DONALD Trump has said he meant the opposite when he said in Helsinki that he does not see why Russia would have interfered in the 2016 US election.

Back at the White House last night, the president told reporters that he said he meant he does not see why Russia “wouldn’t” be responsible.

He also said he accepts the American intelligence community’s conclusion that Russia interfered in the election, but he denied that his campaign had colluded in the effort.

“I accept our intelligence community’s conclusion that Russia’s meddling in the 2016 election took place,” Trump said, reading from a prepared statement in front of reporters at the White House.

But he added: “Could be other people also. A lot of people out there.”

Trump said he had full “faith and support” in US intelligence agencies and would take “strong action” to repel; any efforts to interfere in the 2018 election. Trump spoke a day after returning to the US to nearly universal condemnation of his performance at Russian President Vladimir Putin’s side in Helsinki.

Putin said he wanted Trump to win the race against Democrat Hillary Clinton.

Yesterday he insisted that “fake news” was “going crazy” amidst criticism of the summit.

Trump said ex-KGB agent Putin had been “extremely strong and powerful in his denial” of Russian meddling.

The comments drew criticism from across the political spectrum, with ex-CIA director John Brennan calling Trump’s remarks “nothing short of treasonous”, while former Republican national committee chair Michael Steele compared the two to an intelligence service “asset” and their “handler”.

Democrat senator Nancy Pelosi questioned “what does Putin have on Trump that’s he’s so afraid?” and Republican senator Bob Corker had said the exchange made America “look like a pushover”.

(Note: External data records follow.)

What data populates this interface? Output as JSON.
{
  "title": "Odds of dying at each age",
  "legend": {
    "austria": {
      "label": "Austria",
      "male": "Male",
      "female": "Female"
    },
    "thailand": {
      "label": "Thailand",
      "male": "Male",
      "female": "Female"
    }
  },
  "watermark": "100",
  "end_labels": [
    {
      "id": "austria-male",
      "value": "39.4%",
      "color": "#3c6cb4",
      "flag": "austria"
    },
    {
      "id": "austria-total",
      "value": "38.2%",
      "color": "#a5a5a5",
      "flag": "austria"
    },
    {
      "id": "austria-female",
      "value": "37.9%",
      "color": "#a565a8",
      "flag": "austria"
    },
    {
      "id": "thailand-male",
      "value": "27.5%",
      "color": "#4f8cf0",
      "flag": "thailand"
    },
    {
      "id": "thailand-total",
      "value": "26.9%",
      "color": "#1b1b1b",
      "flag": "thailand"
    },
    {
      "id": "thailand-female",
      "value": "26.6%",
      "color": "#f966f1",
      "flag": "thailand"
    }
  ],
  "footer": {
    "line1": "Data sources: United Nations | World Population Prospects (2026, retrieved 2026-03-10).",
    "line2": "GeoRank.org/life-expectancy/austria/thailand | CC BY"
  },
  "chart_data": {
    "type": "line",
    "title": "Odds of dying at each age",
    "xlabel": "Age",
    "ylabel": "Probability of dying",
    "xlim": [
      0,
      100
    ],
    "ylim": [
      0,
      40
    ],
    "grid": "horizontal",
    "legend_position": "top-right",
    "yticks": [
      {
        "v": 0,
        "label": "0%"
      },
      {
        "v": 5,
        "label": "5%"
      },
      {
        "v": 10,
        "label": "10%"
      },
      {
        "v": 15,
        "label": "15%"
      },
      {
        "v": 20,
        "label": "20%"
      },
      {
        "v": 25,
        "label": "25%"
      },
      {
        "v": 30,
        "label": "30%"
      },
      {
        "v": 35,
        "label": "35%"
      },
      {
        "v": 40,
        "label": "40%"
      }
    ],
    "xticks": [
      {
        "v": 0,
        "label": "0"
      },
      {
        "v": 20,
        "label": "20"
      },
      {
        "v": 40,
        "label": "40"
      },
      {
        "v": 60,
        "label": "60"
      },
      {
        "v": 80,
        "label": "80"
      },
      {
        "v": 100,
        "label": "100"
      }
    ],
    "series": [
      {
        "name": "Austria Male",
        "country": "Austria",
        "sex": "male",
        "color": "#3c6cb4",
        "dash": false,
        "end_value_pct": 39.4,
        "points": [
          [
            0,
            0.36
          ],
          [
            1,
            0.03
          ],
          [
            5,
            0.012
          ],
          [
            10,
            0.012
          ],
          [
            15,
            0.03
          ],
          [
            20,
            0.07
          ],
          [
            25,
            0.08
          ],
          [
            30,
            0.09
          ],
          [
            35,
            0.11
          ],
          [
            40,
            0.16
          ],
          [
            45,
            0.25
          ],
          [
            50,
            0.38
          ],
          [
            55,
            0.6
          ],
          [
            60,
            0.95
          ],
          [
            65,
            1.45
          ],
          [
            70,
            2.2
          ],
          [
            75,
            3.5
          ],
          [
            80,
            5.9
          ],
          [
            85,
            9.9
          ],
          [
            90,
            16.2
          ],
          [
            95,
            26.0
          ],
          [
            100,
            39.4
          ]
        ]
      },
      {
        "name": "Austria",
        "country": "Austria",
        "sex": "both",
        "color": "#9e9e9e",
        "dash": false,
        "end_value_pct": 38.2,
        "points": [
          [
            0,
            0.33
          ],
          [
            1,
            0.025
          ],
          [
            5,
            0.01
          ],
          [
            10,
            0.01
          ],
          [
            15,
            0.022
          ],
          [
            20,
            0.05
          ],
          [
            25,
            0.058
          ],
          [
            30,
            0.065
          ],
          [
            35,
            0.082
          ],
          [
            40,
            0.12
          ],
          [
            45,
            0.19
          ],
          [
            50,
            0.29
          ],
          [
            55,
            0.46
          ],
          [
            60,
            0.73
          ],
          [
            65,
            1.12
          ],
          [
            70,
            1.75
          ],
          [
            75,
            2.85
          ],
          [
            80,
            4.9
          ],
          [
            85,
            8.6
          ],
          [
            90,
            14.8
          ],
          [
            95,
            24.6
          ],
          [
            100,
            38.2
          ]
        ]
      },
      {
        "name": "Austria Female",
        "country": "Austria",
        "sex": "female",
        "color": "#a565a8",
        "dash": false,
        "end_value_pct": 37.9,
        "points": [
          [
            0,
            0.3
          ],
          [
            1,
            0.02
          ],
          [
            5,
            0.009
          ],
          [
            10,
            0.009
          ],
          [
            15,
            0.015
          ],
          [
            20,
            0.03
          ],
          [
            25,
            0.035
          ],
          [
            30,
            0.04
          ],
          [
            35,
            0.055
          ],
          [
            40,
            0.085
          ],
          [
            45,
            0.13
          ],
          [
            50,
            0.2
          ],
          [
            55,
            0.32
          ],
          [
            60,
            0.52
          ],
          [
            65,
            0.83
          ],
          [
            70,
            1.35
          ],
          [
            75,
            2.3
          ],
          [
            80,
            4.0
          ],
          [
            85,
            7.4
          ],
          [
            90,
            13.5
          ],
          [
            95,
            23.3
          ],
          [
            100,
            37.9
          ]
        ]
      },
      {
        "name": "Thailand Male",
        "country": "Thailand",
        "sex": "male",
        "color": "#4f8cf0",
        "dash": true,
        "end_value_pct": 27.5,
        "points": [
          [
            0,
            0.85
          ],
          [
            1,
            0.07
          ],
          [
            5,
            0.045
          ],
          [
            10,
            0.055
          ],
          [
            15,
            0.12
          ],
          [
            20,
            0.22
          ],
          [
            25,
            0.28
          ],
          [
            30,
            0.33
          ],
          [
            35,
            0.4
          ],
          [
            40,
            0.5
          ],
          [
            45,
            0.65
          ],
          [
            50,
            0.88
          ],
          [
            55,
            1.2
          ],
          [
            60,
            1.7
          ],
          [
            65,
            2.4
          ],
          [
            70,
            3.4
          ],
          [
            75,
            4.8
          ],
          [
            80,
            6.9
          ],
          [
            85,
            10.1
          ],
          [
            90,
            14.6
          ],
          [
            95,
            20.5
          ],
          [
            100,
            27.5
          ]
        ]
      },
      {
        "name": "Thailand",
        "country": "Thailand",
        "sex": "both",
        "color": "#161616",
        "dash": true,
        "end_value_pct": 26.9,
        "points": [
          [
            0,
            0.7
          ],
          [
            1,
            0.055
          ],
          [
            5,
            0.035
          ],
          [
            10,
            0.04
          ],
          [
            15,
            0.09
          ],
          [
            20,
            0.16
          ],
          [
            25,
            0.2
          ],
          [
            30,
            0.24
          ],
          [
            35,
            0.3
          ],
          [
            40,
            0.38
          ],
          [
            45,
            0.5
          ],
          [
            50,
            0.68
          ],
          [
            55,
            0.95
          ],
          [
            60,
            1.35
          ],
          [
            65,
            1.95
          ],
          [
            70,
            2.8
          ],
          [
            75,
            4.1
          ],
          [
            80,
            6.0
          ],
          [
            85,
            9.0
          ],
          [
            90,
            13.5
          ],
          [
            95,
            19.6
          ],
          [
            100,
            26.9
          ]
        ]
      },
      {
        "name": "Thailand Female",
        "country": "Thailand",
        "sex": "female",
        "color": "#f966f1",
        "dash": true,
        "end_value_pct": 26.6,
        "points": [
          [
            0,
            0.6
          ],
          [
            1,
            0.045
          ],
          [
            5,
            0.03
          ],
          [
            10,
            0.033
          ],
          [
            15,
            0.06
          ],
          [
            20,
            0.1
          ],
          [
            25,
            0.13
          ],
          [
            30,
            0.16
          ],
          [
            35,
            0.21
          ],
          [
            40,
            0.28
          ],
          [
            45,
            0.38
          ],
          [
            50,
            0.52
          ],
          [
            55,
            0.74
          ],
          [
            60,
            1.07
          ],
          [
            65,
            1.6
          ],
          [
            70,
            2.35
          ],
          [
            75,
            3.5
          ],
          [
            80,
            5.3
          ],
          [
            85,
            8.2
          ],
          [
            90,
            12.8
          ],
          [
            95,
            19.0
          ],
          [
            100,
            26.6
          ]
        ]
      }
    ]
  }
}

Meanwhile, senator John McCain – who lost out to Barack Obama in the 2008 race for the White House – accused the president of having made a “conscious choice to defend a tyrant” and achieving “one of the most disgraceful performances by an American president in memory”.

Yesterday Trump hit back, saying the Helsinki summit had been “even better” than the Nato meeting that preceded it. “I had a great meeting with Nato,” he tweeted.

“They have paid $33 billion more and will pay hundreds of billions of dollars more in the future, only because of me.

He added: “Nato was weak, but now it is strong again (bad for Russia).

“The media only says I was rude to leaders, never mentions the money! While I had a great meeting with Nato, raising vast amounts of money, I had an even better meeting with Vladimir Putin of Russia.

“Sadly, it is not being reported that way – the fake news is going crazy!”

Last week federal indictments accused 12 Russians of hacking into Democratic email accounts to damage Hillary Clinton in 2016.

On Monday, Trump said it was a “shame” journalists had asked questions about the Russia probe when they were trying to discuss issues like Syria and nuclear proliferation.

He said: “We’ve had a phony witch hunt deal drive us apart.”

Meanwhile US Senate Majority Leader Mitch McConnell warned Russia not to meddle in the US mid-term elections in November.

McConnell said: “It really better not happen again in 2018.”